I cried last night! It wasn’t because of any problems or lack of needs on my part. It wasn’t because a pipe broke and flooded our new church building. And it wasn’t because someone disapproved of the way I handled things–I can stand the heat and I’m not going to get out of the kitchen!
I cried because of the suffering and difficulties faced by people I love, good and godly people who are doing their best to serve God. Don’t get me wrong, I know God will use those bad things to create something good, but meanwhile people I love are hurting and that hurts me. Should not I weep with those who weep?
One of the amazing things is that one of those people actually spent more time expressing concern about me than talking about his problems. Me! Me–whose needs pale in comparison to theirs. I don’t need anything, materially speaking, yet they were concerned about my welfare.
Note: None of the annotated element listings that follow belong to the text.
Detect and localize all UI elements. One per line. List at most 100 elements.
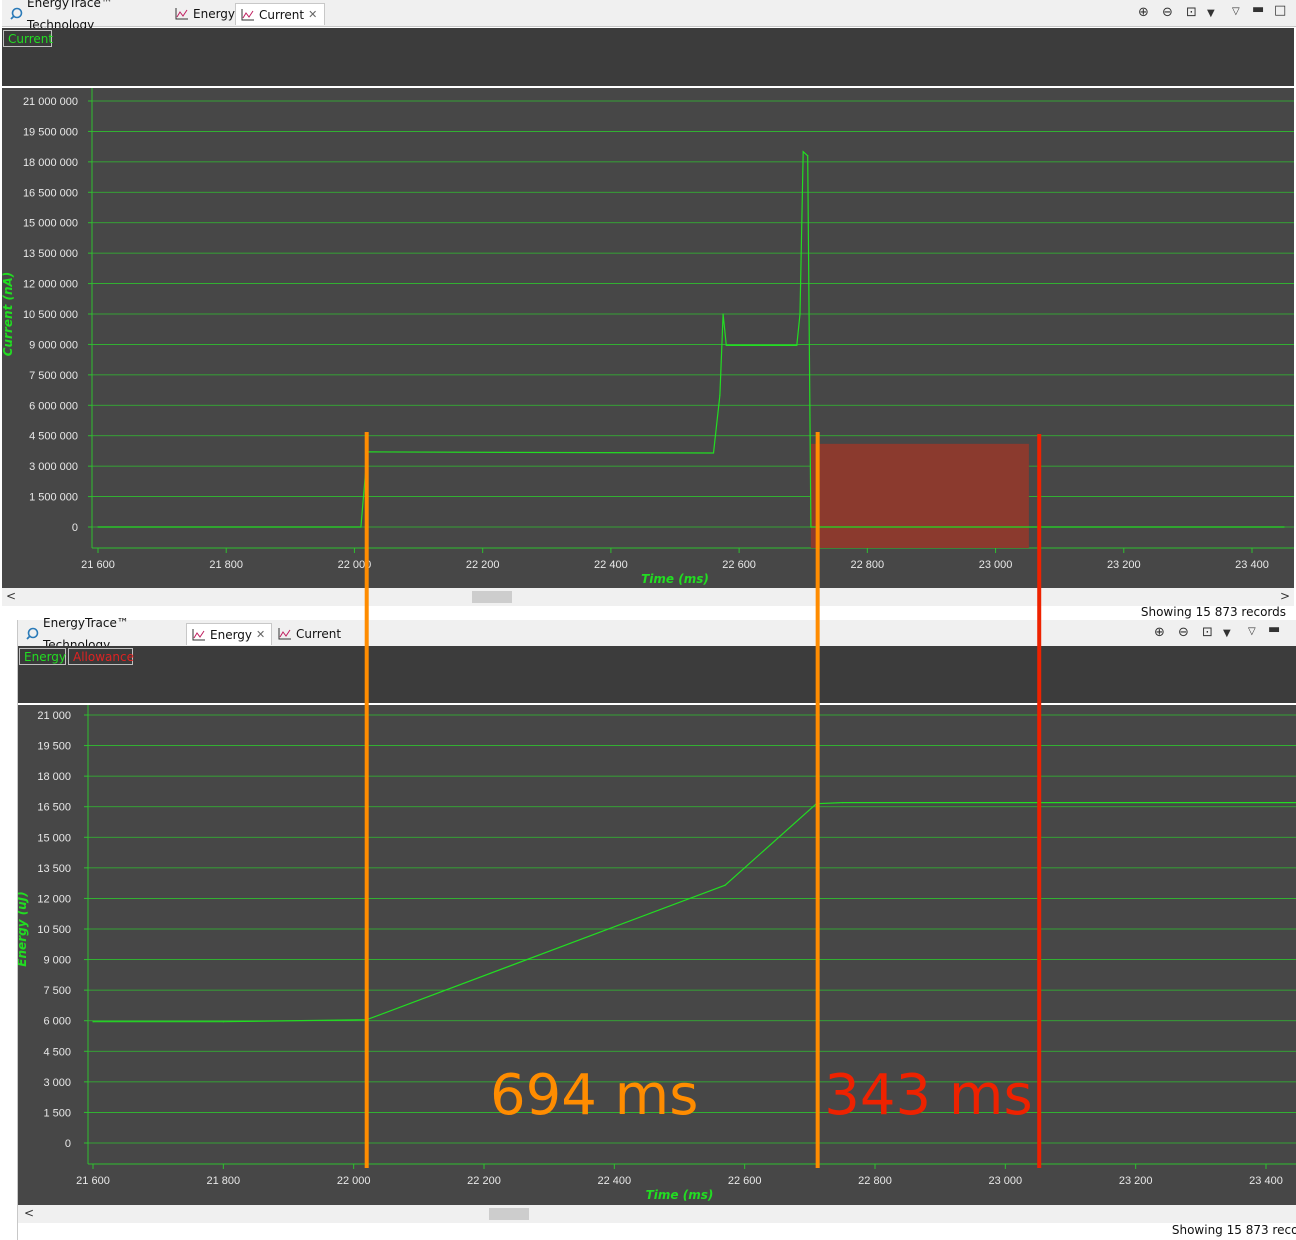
y-tick-label: 4 500 000 [29,431,78,443]
x-tick-label: 22 400 [594,559,628,571]
scroll-right-icon[interactable]: > [1280,589,1290,603]
y-tick-label: 9 000 [43,955,71,967]
data-point [719,394,721,396]
data-point [1283,526,1285,528]
y-tick-label: 18 000 [37,771,71,783]
maximize-icon[interactable]: □ [1274,3,1286,18]
y-tick-label: 13 500 [37,863,71,875]
x-tick-label: 22 400 [598,1175,632,1187]
x-axis-title: Time (ms) [646,1188,714,1202]
dropdown-icon[interactable]: ▼ [1223,628,1231,639]
energy-plot: 21 000 19 500 18 000 16 500 15 000 13 500 12 0… [18,703,1296,1207]
series-line-energy [93,801,1296,1023]
y-tick-label: 21 000 000 [23,96,78,108]
y-axis-title: Energy (uJ) [18,891,29,966]
x-tick-label: 23 400 [1235,559,1269,571]
data-point [724,884,726,886]
data-point [815,803,817,805]
x-tick-label: 23 000 [989,1175,1023,1187]
x-tick-label: 22 600 [728,1175,762,1187]
legend-current[interactable]: Current [3,30,53,47]
y-tick-label: 6 000 000 [29,400,78,412]
graph-icon [192,628,205,640]
tab-current[interactable]: Current [273,623,343,645]
legend-energy[interactable]: Energy [19,648,66,665]
y-tick-label: 15 000 [37,832,71,844]
tab-energytrace[interactable]: EnergyTrace™ Technology [4,0,170,32]
dropdown-icon[interactable]: ▼ [1207,8,1215,19]
y-tick-label: 10 500 [37,924,71,936]
tab-label: Energy [193,7,236,21]
energy-status: Showing 15 873 records [1171,1223,1296,1237]
data-point [222,1021,224,1023]
current-tabbar: EnergyTrace™ Technology Energy Current ✕… [2,0,1296,32]
scroll-thumb[interactable] [472,591,512,603]
energy-tabbar: EnergyTrace™ Technology Energy ✕ Current… [18,616,1296,652]
x-tick-label: 22 000 [337,1175,371,1187]
y-tick-label: 10 500 000 [23,309,78,321]
scroll-left-icon[interactable]: < [24,1206,34,1220]
tab-energytrace[interactable]: EnergyTrace™ Technology [20,616,186,652]
data-point [722,313,724,315]
zoom-fit-icon[interactable]: ⊡ [1186,5,1197,20]
minimize-icon[interactable]: ▬ [1268,622,1280,637]
y-tick-label: 13 500 000 [23,248,78,260]
data-point [810,526,812,528]
data-point [796,344,798,347]
zoom-out-icon[interactable]: ⊖ [1178,625,1189,640]
view-menu-icon[interactable]: ▽ [1248,626,1256,637]
zoom-fit-icon[interactable]: ⊡ [1202,625,1213,640]
data-point [366,1019,368,1021]
y-axis-title: Current (nA) [2,272,15,357]
y-tick-label: 1 500 000 [29,492,78,504]
y-tick-label: 7 500 [43,985,71,997]
data-point [360,526,362,528]
y-tick-label: 21 000 [37,710,71,722]
allowance-region [810,443,1029,548]
x-tick-label: 22 000 [338,559,372,571]
x-tick-label: 23 400 [1249,1175,1283,1187]
current-chart: 21 000 000 19 500 000 18 000 000 16 500 000… [2,88,1294,586]
data-point [841,802,844,804]
x-tick-label: 22 800 [858,1175,892,1187]
scroll-left-icon[interactable]: < [6,589,16,603]
y-tick-label: 12 000 [37,893,71,905]
close-icon[interactable]: ✕ [308,4,317,26]
x-tick-label: 22 600 [722,559,756,571]
y-tick-label: 15 000 000 [23,218,78,230]
current-plot: 21 000 000 19 500 000 18 000 000 16 500 000… [2,86,1294,588]
data-point [92,1021,94,1023]
zoom-in-icon[interactable]: ⊕ [1154,625,1165,640]
tab-current[interactable]: Current ✕ [235,3,325,25]
y-tick-label: 6 000 [43,1016,71,1028]
current-legend-bar: Current [2,28,1294,86]
current-panel: EnergyTrace™ Technology Energy Current ✕… [0,0,1296,620]
data-point [725,344,727,347]
y-tick-label: 16 500 000 [23,187,78,199]
data-point [799,313,801,315]
zoom-out-icon[interactable]: ⊖ [1162,5,1173,20]
graph-icon [241,8,254,20]
y-tick-label: 7 500 000 [29,370,78,382]
energy-chart: 21 000 19 500 18 000 16 500 15 000 13 500 12 0… [18,705,1296,1202]
current-scrollbar[interactable]: < > [2,588,1294,606]
minimize-icon[interactable]: ▬ [1252,2,1264,17]
energy-scrollbar[interactable]: < [18,1205,1296,1223]
close-icon[interactable]: ✕ [256,624,265,646]
data-point [366,451,368,453]
energy-legend-bar: Energy Allowance [18,646,1296,704]
tab-energy[interactable]: Energy ✕ [186,623,272,645]
y-tick-label: 16 500 [37,802,71,814]
y-tick-label: 4 500 [43,1046,71,1058]
x-tick-label: 23 000 [979,559,1013,571]
data-point [97,526,99,528]
zoom-in-icon[interactable]: ⊕ [1138,5,1149,20]
energytrace-icon [26,627,39,640]
tab-energy[interactable]: Energy [170,3,236,25]
legend-allowance[interactable]: Allowance [68,648,134,665]
y-tick-label: 19 500 000 [23,126,78,138]
view-menu-icon[interactable]: ▽ [1232,6,1240,17]
scroll-thumb[interactable] [489,1208,529,1220]
y-tick-label: 9 000 000 [29,339,78,351]
y-tick-label: 3 000 [43,1077,71,1089]
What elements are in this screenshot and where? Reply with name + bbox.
My crying spell reminded me of how blessed I am and how we need one another. Tough times are ahead and we can expect to see a lot of good people going through great difficulties. I know God’s grace is sufficent, but it still hurts to see them hurt. More than ever Christians need to be involved in the lives of fellow believers. I’m talking about much more than financial assistance. People need contact, support, and sympathy. If they don’t get it from the “Christian community” they won’t get it.
Yes I cried last night and I’m glad I did. I also prayed that God would forgive me of the many times I didn’t. I’m too selfish, too inconsiderate, etc. But every once in a while I come to my senses and think about the needs of others. I need more such seasons!
Yep I cried last night and I prayed for my loved ones. Now’s the time for action. I can’t do everything, but I can do something, and that’s the plan for the day. I pray that God will richly bless you and your family and supply all your needs. I even hope that you might cry tonight. Think about it!